My sister's landlord has 40 acres fenced with barbwire for her two studs (who "run" together). Well one busted down the wire fencing and killed someones gelding. Wire is a no no. He is either going to get out or kill himself. 

You can get him a donkey or mule to chill with. something non-threatening and yet something to keep him company (has to be male female is just going to cause issues).

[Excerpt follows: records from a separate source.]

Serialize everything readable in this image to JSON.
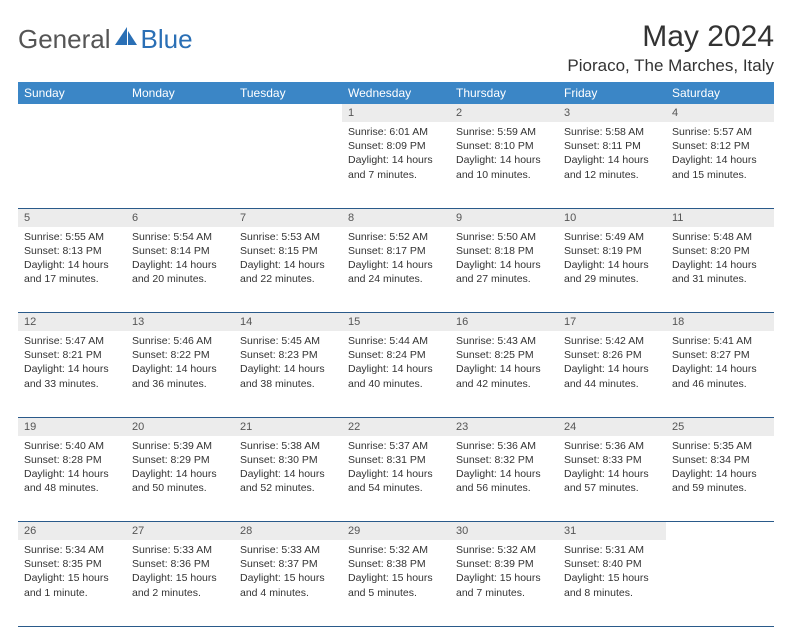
{
  "brand": {
    "part1": "General",
    "part2": "Blue",
    "color1": "#6b6b6b",
    "color2": "#2a6fb5"
  },
  "title": "May 2024",
  "subtitle": "Pioraco, The Marches, Italy",
  "header_bg": "#3b86c6",
  "daynum_bg": "#ececec",
  "rule_color": "#2a5a8a",
  "days": [
    "Sunday",
    "Monday",
    "Tuesday",
    "Wednesday",
    "Thursday",
    "Friday",
    "Saturday"
  ],
  "weeks": [
    [
      null,
      null,
      null,
      {
        "n": "1",
        "sr": "Sunrise: 6:01 AM",
        "ss": "Sunset: 8:09 PM",
        "dl": "Daylight: 14 hours and 7 minutes."
      },
      {
        "n": "2",
        "sr": "Sunrise: 5:59 AM",
        "ss": "Sunset: 8:10 PM",
        "dl": "Daylight: 14 hours and 10 minutes."
      },
      {
        "n": "3",
        "sr": "Sunrise: 5:58 AM",
        "ss": "Sunset: 8:11 PM",
        "dl": "Daylight: 14 hours and 12 minutes."
      },
      {
        "n": "4",
        "sr": "Sunrise: 5:57 AM",
        "ss": "Sunset: 8:12 PM",
        "dl": "Daylight: 14 hours and 15 minutes."
      }
    ],
    [
      {
        "n": "5",
        "sr": "Sunrise: 5:55 AM",
        "ss": "Sunset: 8:13 PM",
        "dl": "Daylight: 14 hours and 17 minutes."
      },
      {
        "n": "6",
        "sr": "Sunrise: 5:54 AM",
        "ss": "Sunset: 8:14 PM",
        "dl": "Daylight: 14 hours and 20 minutes."
      },
      {
        "n": "7",
        "sr": "Sunrise: 5:53 AM",
        "ss": "Sunset: 8:15 PM",
        "dl": "Daylight: 14 hours and 22 minutes."
      },
      {
        "n": "8",
        "sr": "Sunrise: 5:52 AM",
        "ss": "Sunset: 8:17 PM",
        "dl": "Daylight: 14 hours and 24 minutes."
      },
      {
        "n": "9",
        "sr": "Sunrise: 5:50 AM",
        "ss": "Sunset: 8:18 PM",
        "dl": "Daylight: 14 hours and 27 minutes."
      },
      {
        "n": "10",
        "sr": "Sunrise: 5:49 AM",
        "ss": "Sunset: 8:19 PM",
        "dl": "Daylight: 14 hours and 29 minutes."
      },
      {
        "n": "11",
        "sr": "Sunrise: 5:48 AM",
        "ss": "Sunset: 8:20 PM",
        "dl": "Daylight: 14 hours and 31 minutes."
      }
    ],
    [
      {
        "n": "12",
        "sr": "Sunrise: 5:47 AM",
        "ss": "Sunset: 8:21 PM",
        "dl": "Daylight: 14 hours and 33 minutes."
      },
      {
        "n": "13",
        "sr": "Sunrise: 5:46 AM",
        "ss": "Sunset: 8:22 PM",
        "dl": "Daylight: 14 hours and 36 minutes."
      },
      {
        "n": "14",
        "sr": "Sunrise: 5:45 AM",
        "ss": "Sunset: 8:23 PM",
        "dl": "Daylight: 14 hours and 38 minutes."
      },
      {
        "n": "15",
        "sr": "Sunrise: 5:44 AM",
        "ss": "Sunset: 8:24 PM",
        "dl": "Daylight: 14 hours and 40 minutes."
      },
      {
        "n": "16",
        "sr": "Sunrise: 5:43 AM",
        "ss": "Sunset: 8:25 PM",
        "dl": "Daylight: 14 hours and 42 minutes."
      },
      {
        "n": "17",
        "sr": "Sunrise: 5:42 AM",
        "ss": "Sunset: 8:26 PM",
        "dl": "Daylight: 14 hours and 44 minutes."
      },
      {
        "n": "18",
        "sr": "Sunrise: 5:41 AM",
        "ss": "Sunset: 8:27 PM",
        "dl": "Daylight: 14 hours and 46 minutes."
      }
    ],
    [
      {
        "n": "19",
        "sr": "Sunrise: 5:40 AM",
        "ss": "Sunset: 8:28 PM",
        "dl": "Daylight: 14 hours and 48 minutes."
      },
      {
        "n": "20",
        "sr": "Sunrise: 5:39 AM",
        "ss": "Sunset: 8:29 PM",
        "dl": "Daylight: 14 hours and 50 minutes."
      },
      {
        "n": "21",
        "sr": "Sunrise: 5:38 AM",
        "ss": "Sunset: 8:30 PM",
        "dl": "Daylight: 14 hours and 52 minutes."
      },
      {
        "n": "22",
        "sr": "Sunrise: 5:37 AM",
        "ss": "Sunset: 8:31 PM",
        "dl": "Daylight: 14 hours and 54 minutes."
      },
      {
        "n": "23",
        "sr": "Sunrise: 5:36 AM",
        "ss": "Sunset: 8:32 PM",
        "dl": "Daylight: 14 hours and 56 minutes."
      },
      {
        "n": "24",
        "sr": "Sunrise: 5:36 AM",
        "ss": "Sunset: 8:33 PM",
        "dl": "Daylight: 14 hours and 57 minutes."
      },
      {
        "n": "25",
        "sr": "Sunrise: 5:35 AM",
        "ss": "Sunset: 8:34 PM",
        "dl": "Daylight: 14 hours and 59 minutes."
      }
    ],
    [
      {
        "n": "26",
        "sr": "Sunrise: 5:34 AM",
        "ss": "Sunset: 8:35 PM",
        "dl": "Daylight: 15 hours and 1 minute."
      },
      {
        "n": "27",
        "sr": "Sunrise: 5:33 AM",
        "ss": "Sunset: 8:36 PM",
        "dl": "Daylight: 15 hours and 2 minutes."
      },
      {
        "n": "28",
        "sr": "Sunrise: 5:33 AM",
        "ss": "Sunset: 8:37 PM",
        "dl": "Daylight: 15 hours and 4 minutes."
      },
      {
        "n": "29",
        "sr": "Sunrise: 5:32 AM",
        "ss": "Sunset: 8:38 PM",
        "dl": "Daylight: 15 hours and 5 minutes."
      },
      {
        "n": "30",
        "sr": "Sunrise: 5:32 AM",
        "ss": "Sunset: 8:39 PM",
        "dl": "Daylight: 15 hours and 7 minutes."
      },
      {
        "n": "31",
        "sr": "Sunrise: 5:31 AM",
        "ss": "Sunset: 8:40 PM",
        "dl": "Daylight: 15 hours and 8 minutes."
      },
      null
    ]
  ]
}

Put up boards or panels in place of the wire.


----------



## QtrBel (May 31, 2012)

Run your electric separate and offset from the 4 strand fence. Two strands - top and mid chest. My preference is tape but I have had a stallion that had no respect for tape and a wire offset was also added but we left the tape for visibility. Part of that is my husband's insistence on fencers unsuitable for tape. If there will be other horses close there needs to be a wide alley between the pastures and the other pastures need to be set up similar to keep those horses out of the alley.


----------



## Yogiwick (Sep 30, 2013)

I would recommend something heavy duty- wood. Offset with electric. Barbed wire is asking for an injury, esp with a stud.


----------



## mikedodd026 (Oct 14, 2014)

Ride the hair off him. I have owned my stallion for 4 years. Stallions best to handle when they are tired lol!! The more you use them the more respect they get for every situation


----------



## stevenson (Sep 12, 2011)

get rid of the barbed wire. put a pipe fence, he wont break it, and in my county that and a six foot tall fence for stallions is law. I would then put the electric fence in about 3 feet .
If you cannot afford pipe use 4x4 boards , 6ft tall and four rails, along with the electric fence. 
IF he jumps then you would need to box stall him. you would be shocked to see what a stud can do, when he gets wiff of a mare


----------



## churumbeque (Dec 20, 2009)

would not put any horse and especially a stallion in barbed wire.


----------



## Cherie (Dec 16, 2010)

This is an old thread. The OP has not been back since this was first written.


----------



## BugZapper89 (Jun 30, 2014)

For what you are looking to do, you need a GELDING! Your fences are not suited for a stud and chances are you dont have an extra 100K sitting around to get him properly trained and promoted to even make him worth breeding. His lines are OK, nothing extra special, just ok, hence he would need to prove himself in the pen and then on a test group of proven mares. 
I own a stallion station. Stallions require extra liability insurance and a qualified staff. Stallions are mainly stalled 24/7, however those who can be trusted to have some turnout will be put in a 30x50 6 foot board fence with heavy cable hot wire lining the boards. They are only ever turned out, when their is someone to supervise.


----------



## ButtInTheDirt (Jan 16, 2011)

Why all the exclusion and separation?

My stallion runs with his couple mares on an acre dry lot, more pasture when the weather is good. Three strands of hot wire, and he only shares fence lines with horses he likes. He will pace a hole in the ground if next to a gelding, but my twenty five year old mare and miniature donkey are his good friends. She comes in heat and he does not bother the fence. He likes to make sure his "family" travels as a unit, and rounds them all up to go out to pasture, then to come in for the day. He goes out with his foals, too. He loves to work and be ridden. Very people oriented and likes to have a job. 

Currently he is boarded away from my farm, and is stalled at night. But he is turned out during the day bordering a paddock with geldings. My stud is very respectful of fences. Just because he is a half ton of raging hormones doesn't mean he'd take a bite from a hot fence. He knows better.
_Posted via Mobile Device_


----------